Sephirot are the ten paths or rungs of Kabalah’s Tree of Life. The Sephirot may be diagrammed as a tree or in the form of a candelabrum. The ten sephirot are:

1. Keter (Crown)

2. Chochma (Wisdom)

3. Bina (Understanding)

4. Hesed (Love)

5. Geburah/Gvura (Power)

6. Tiferet (Beauty)

7. Netzach (Endurance, Eternity, Victory)

8. Hod (Glory, Splendor)

9. Yesod (Foundation)

10. Malkuth (The World)

In popular terminology Kabalah has become a catch-all name for any kind of Jewish or Jewishderived magic. (There was even once a type of mass-marketed witch board sold under the name Kabalah.) These may have nothing to do with Kabalah in its pure form. Within the Jewish magical and mystical communities, distinctions are drawn between “theoretical Kabalah” (Kabalah in its pure form) and “practical Kabalah,” which includes various and sundry magical practices.

During the Renaissance, Kabalists developed reputations as powerful sorcerers and magicians. The traditional image of the robed, bearded wizard with a peaked hat and big book is based on the stereotype of a Kabalah master.

Christian practitioners also began to adopt Kabalah for their own spiritual purposes and magical purposes. (See below, Cabala.) During a time of tremendous cultural segregation, metaphysicians were the exceptions to the rule. Christian spiritual and magical seekers including the great Cornelius Agrippa ventured into Jewish ghettoes (Jews were often not permitted to leave) to study and trade secrets with the Kabalists.

Since the fifteenth century, Kabalah has exerted a tremendous influence over mainstream European magical practices, especially Ceremonial Magic and High Ritual Magic. In the sixteenth century it began to be associated with witchcraft and took on a disreputable air.

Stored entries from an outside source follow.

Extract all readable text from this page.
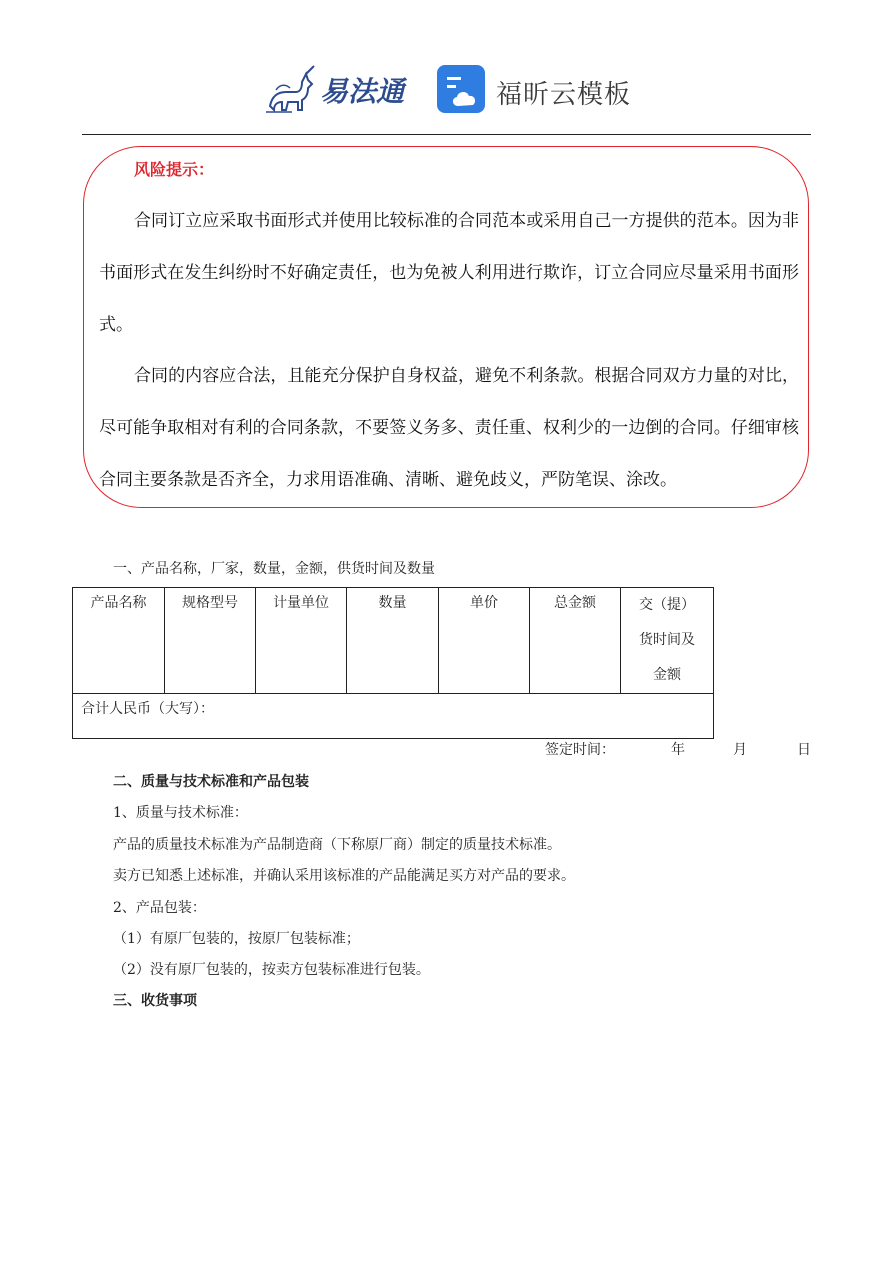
易法通	福昕云模板
风险提示：

合同订立应采取书面形式并使用比较标准的合同范本或采用自己一方提供的范本。因为非书面形式在发生纠纷时不好确定责任，也为免被人利用进行欺诈，订立合同应尽量采用书面形式。

合同的内容应合法，且能充分保护自身权益，避免不利条款。根据合同双方力量的对比，尽可能争取相对有利的合同条款，不要签义务多、责任重、权利少的一边倒的合同。仔细审核合同主要条款是否齐全，力求用语准确、清晰、避免歧义，严防笔误、涂改。

一、产品名称，厂家，数量，金额，供货时间及数量
产品名称	规格型号	计量单位	数量	单价	总金额	交（提）
货时间及
金额

合计人民币（大写）：
签定时间：	年	月	日
二、质量与技术标准和产品包装
1、质量与技术标准：
产品的质量技术标准为产品制造商（下称原厂商）制定的质量技术标准。
卖方已知悉上述标准，并确认采用该标准的产品能满足买方对产品的要求。
2、产品包装：
（1）有原厂包装的，按原厂包装标准；
（2）没有原厂包装的，按卖方包装标准进行包装。
三、收货事项
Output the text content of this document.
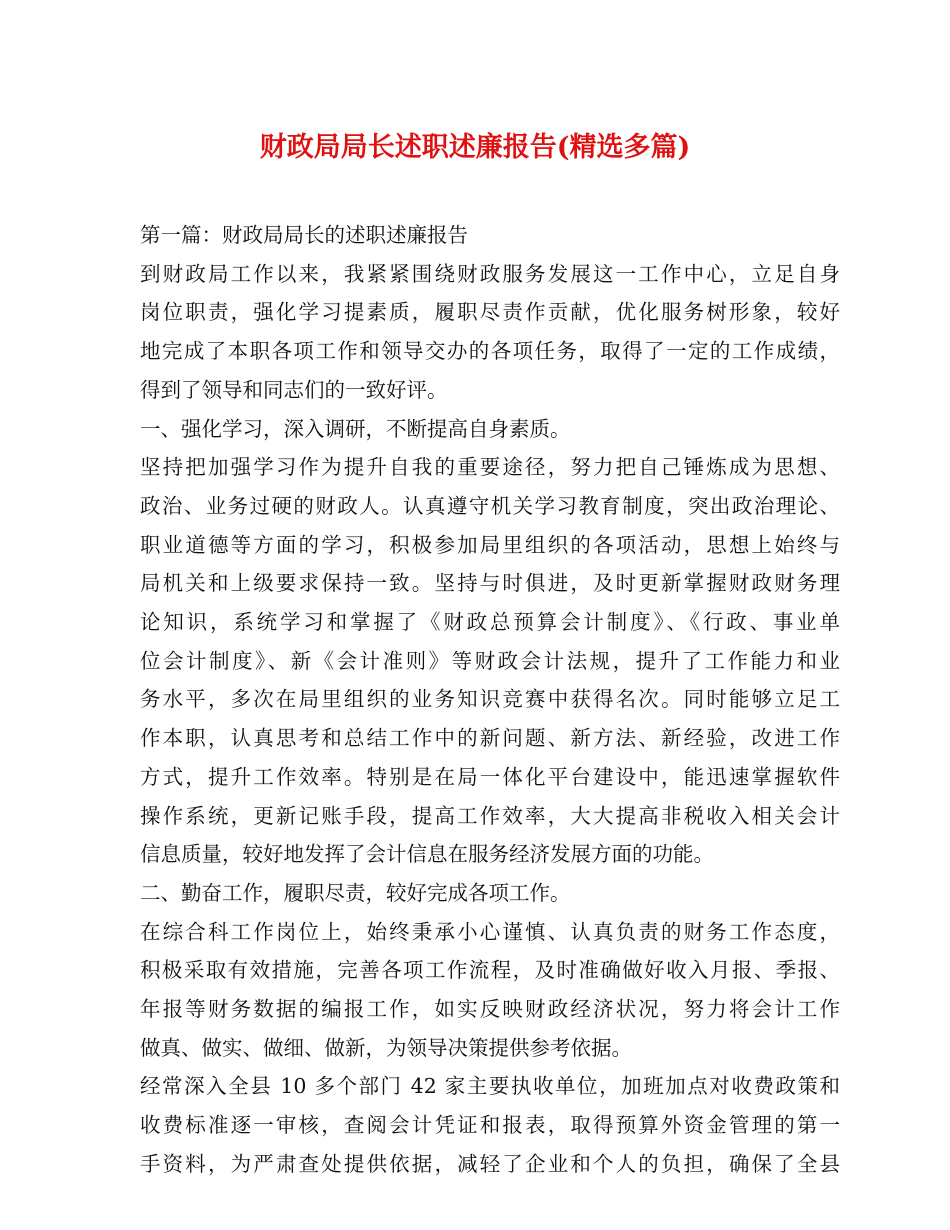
财政局局长述职述廉报告(精选多篇)
第一篇：财政局局长的述职述廉报告
到财政局工作以来，我紧紧围绕财政服务发展这一工作中心，立足自身
岗位职责，强化学习提素质，履职尽责作贡献，优化服务树形象，较好
地完成了本职各项工作和领导交办的各项任务，取得了一定的工作成绩，
得到了领导和同志们的一致好评。
一、强化学习，深入调研，不断提高自身素质。
坚持把加强学习作为提升自我的重要途径，努力把自己锤炼成为思想、
政治、业务过硬的财政人。认真遵守机关学习教育制度，突出政治理论、
职业道德等方面的学习，积极参加局里组织的各项活动，思想上始终与
局机关和上级要求保持一致。坚持与时俱进，及时更新掌握财政财务理
论知识，系统学习和掌握了《财政总预算会计制度》、《行政、事业单
位会计制度》、新《会计准则》等财政会计法规，提升了工作能力和业
务水平，多次在局里组织的业务知识竞赛中获得名次。同时能够立足工
作本职，认真思考和总结工作中的新问题、新方法、新经验，改进工作
方式，提升工作效率。特别是在局一体化平台建设中，能迅速掌握软件
操作系统，更新记账手段，提高工作效率，大大提高非税收入相关会计
信息质量，较好地发挥了会计信息在服务经济发展方面的功能。
二、勤奋工作，履职尽责，较好完成各项工作。
在综合科工作岗位上，始终秉承小心谨慎、认真负责的财务工作态度，
积极采取有效措施，完善各项工作流程，及时准确做好收入月报、季报、
年报等财务数据的编报工作，如实反映财政经济状况，努力将会计工作
做真、做实、做细、做新，为领导决策提供参考依据。
经常深入全县 10 多个部门 42 家主要执收单位，加班加点对收费政策和
收费标准逐一审核，查阅会计凭证和报表，取得预算外资金管理的第一
手资料，为严肃查处提供依据，减轻了企业和个人的负担，确保了全县
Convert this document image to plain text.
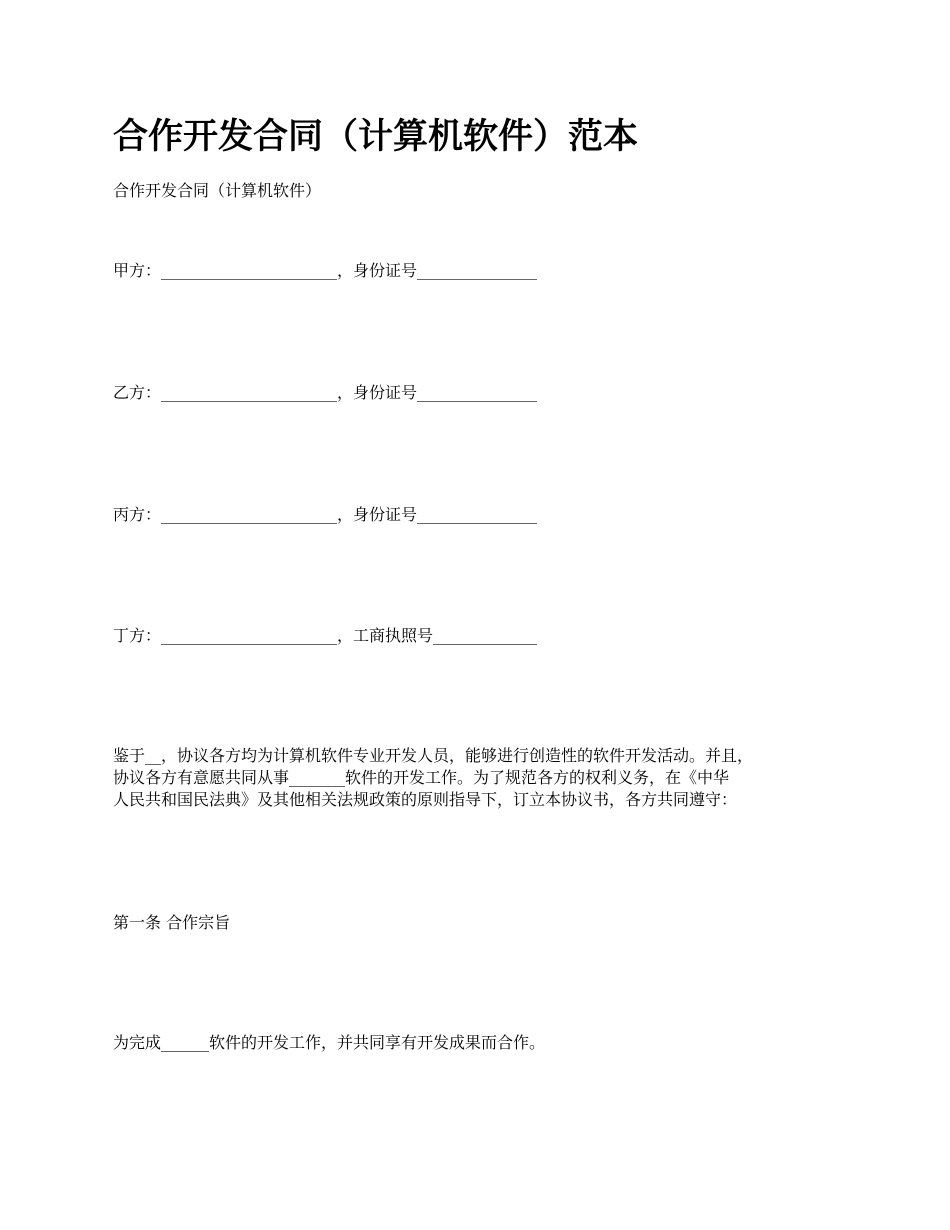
合作开发合同（计算机软件）范本

合作开发合同（计算机软件）

甲方：______________________，身份证号_______________

乙方：______________________，身份证号_______________

丙方：______________________，身份证号_______________

丁方：______________________，工商执照号_____________

鉴于__，协议各方均为计算机软件专业开发人员，能够进行创造性的软件开发活动。并且，
协议各方有意愿共同从事_______软件的开发工作。为了规范各方的权利义务，在《中华
人民共和国民法典》及其他相关法规政策的原则指导下，订立本协议书，各方共同遵守：

第一条 合作宗旨

为完成______软件的开发工作，并共同享有开发成果而合作。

Kabalah has since evolved into a general term for Jewish mysticism: via techniques such as fasting and the recitation of hymns, prayers, and names of power uttered either in a state of trance or of complete, total focus, the devotee attempts to progress up the ten paths, intelligences, or rungs of ladder of the Sephirot or Tree of Life. Among those greatly influenced by Kabalah were Eliphas Levi, Samuel MacGregor Mathers, and Aleister Crowley.